Rothesay shopkeeper defends himself against card claim

Londis, Montague Street, Rothesay. Photo: Google Maps.
Londis, Montague Street, Rothesay. Photo: Google Maps.

A Rothesay shopkeeper has claimed he is perfectly entitled to charge customers for using their debit cards despite a change to the law this year making it illegal.

Following a complaint made against him to Trading Standards, Bal Virdi, manager of the Londis store on Montague Street, claims it is perfectly legal to charge a maximum ‘service fee’ payment of 50p, despite it being illegal to charge customers to use debit or credit cards since January 13.

Trading Standards have refused to comment on this specific complaint but confirmed it is illegal to charge service fees on debit or credit card transactions.

Mr Virdi said: “There is a minimum charge that can be made. Which is up to 50p. As long as you tell the customer.

“The banks charge us about three per cent. So we have to get that money back.

“If people say I will go the bank and get money then that’s good.

“Trading Standards came to see me. I told them the newspapers in January clearly said that the minimum payment still stands. They didn’t know this. They said they will call me back.”

The Buteman was alerted to the practice at the Rothesay store by James Wales from the mainland, who regularly visits the island to see his mum who has a holiday home here.

He said: “I was over seeing my mum when I went into the shop and was charged for using my card.

“I just feel locals are getting ripped off by this. I showed the shopkeeper the proof of the law change on my phone. That charging for using debit cards had been barred by the government.

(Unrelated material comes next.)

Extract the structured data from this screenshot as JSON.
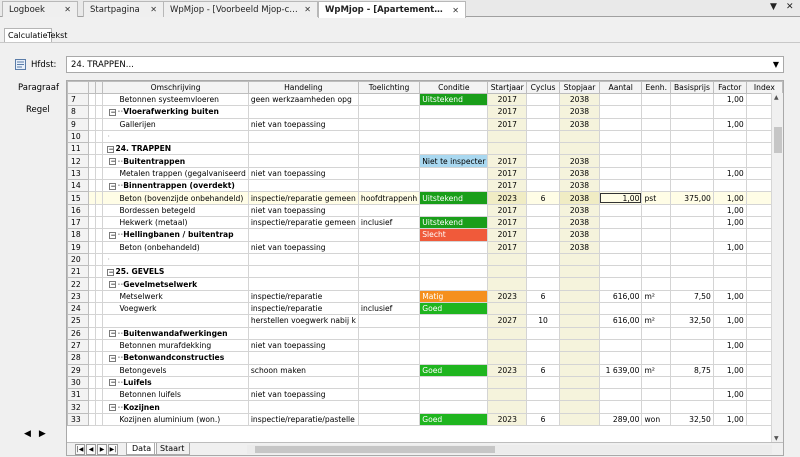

“I have reported him to Trading Standards. The guy just wouldn’t listen.

“He is blatantly taking money off customers when he isn’t legally entitled to.”

A spokesman for Argyll and Bute Council’s Trading Standards said: “We can’t comment on individual cases, but we would investigate any allegations of inappropriate pricing practices by retailers in Argyll and Bute.”

The regulations introduced in January are based on an EU directive which will apply throughout the EU – but as this is a UK law change the new rules will continue to apply after Brexit.